MELVIN: Kudos to you to sit through those interviews. You did, as you always do, handle it very professionally. Here’s a thing we should note, Zerlina Maxwell, the Republican national party distancing themselves from these candidates, repudiating these candidates. Is that enough?

MAXWELL: I think that the voters also need to repudiate the candidates in 2018 because this is scary. This can be a slippery slope towards a lot of these candidates being elected and then they’re in Congress making policies that are going to impact people of color.

MELVIN: You don’t think that any of these candidates are actually electable?

MAXWELL: I think that in certain districts some of these candidates could be elected.

MELVIN: One of those two people?  

MAXWELL: Well, I would also argue what they are saying is just a little bit more extreme than what Donald Trump was saying during the election. I mean, certainly they weren’t saying what the gentleman said to you, that black people are genetically inferior to white people, but Donald Trump was saying the same thing using different words. He was not using dog whistles, he was being more specific. But essentially he ran on white identity politics in the election in 2016.

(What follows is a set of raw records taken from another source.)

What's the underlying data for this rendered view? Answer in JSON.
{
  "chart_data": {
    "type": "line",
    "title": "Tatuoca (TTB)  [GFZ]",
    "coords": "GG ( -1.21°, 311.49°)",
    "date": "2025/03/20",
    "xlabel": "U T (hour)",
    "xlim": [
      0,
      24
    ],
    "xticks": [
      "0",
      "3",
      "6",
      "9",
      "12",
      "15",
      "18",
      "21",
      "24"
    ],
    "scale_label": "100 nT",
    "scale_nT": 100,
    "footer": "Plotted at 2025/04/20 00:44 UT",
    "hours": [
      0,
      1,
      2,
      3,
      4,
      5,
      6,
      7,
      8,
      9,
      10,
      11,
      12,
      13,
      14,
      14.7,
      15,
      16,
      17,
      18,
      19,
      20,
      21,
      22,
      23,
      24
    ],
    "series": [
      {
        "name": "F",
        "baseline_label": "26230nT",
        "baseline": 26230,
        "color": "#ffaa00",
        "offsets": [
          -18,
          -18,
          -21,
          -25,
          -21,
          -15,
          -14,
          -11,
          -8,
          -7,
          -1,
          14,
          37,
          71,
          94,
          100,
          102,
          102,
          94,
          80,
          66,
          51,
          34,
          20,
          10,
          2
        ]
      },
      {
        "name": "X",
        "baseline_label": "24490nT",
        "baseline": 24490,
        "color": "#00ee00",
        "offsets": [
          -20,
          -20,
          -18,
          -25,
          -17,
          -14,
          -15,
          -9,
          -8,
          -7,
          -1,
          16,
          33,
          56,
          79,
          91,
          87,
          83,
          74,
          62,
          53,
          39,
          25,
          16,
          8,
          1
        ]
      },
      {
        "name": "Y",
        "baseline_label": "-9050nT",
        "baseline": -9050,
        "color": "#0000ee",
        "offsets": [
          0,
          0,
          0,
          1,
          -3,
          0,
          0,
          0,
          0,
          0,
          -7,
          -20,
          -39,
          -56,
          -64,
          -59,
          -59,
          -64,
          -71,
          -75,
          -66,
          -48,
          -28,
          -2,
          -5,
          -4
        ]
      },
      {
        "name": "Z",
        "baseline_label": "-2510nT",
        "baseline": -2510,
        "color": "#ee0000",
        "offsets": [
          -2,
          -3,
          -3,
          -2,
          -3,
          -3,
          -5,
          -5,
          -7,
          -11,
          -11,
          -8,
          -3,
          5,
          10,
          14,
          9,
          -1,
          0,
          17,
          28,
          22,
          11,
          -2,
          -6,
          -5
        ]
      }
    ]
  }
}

MELVIN: But the President never called for removing – forcibly removing black people from neighborhoods.

MAXWELL: No, but he’s talking –

RADFORD: But to clear, every person we interviewed did say they felt energized by President Trump.

MAXWELL: And you heard David Duke say during the election that Donald Trump was speaking to people like him. And David Duke is the same ilk of these folks. And that is what is scary.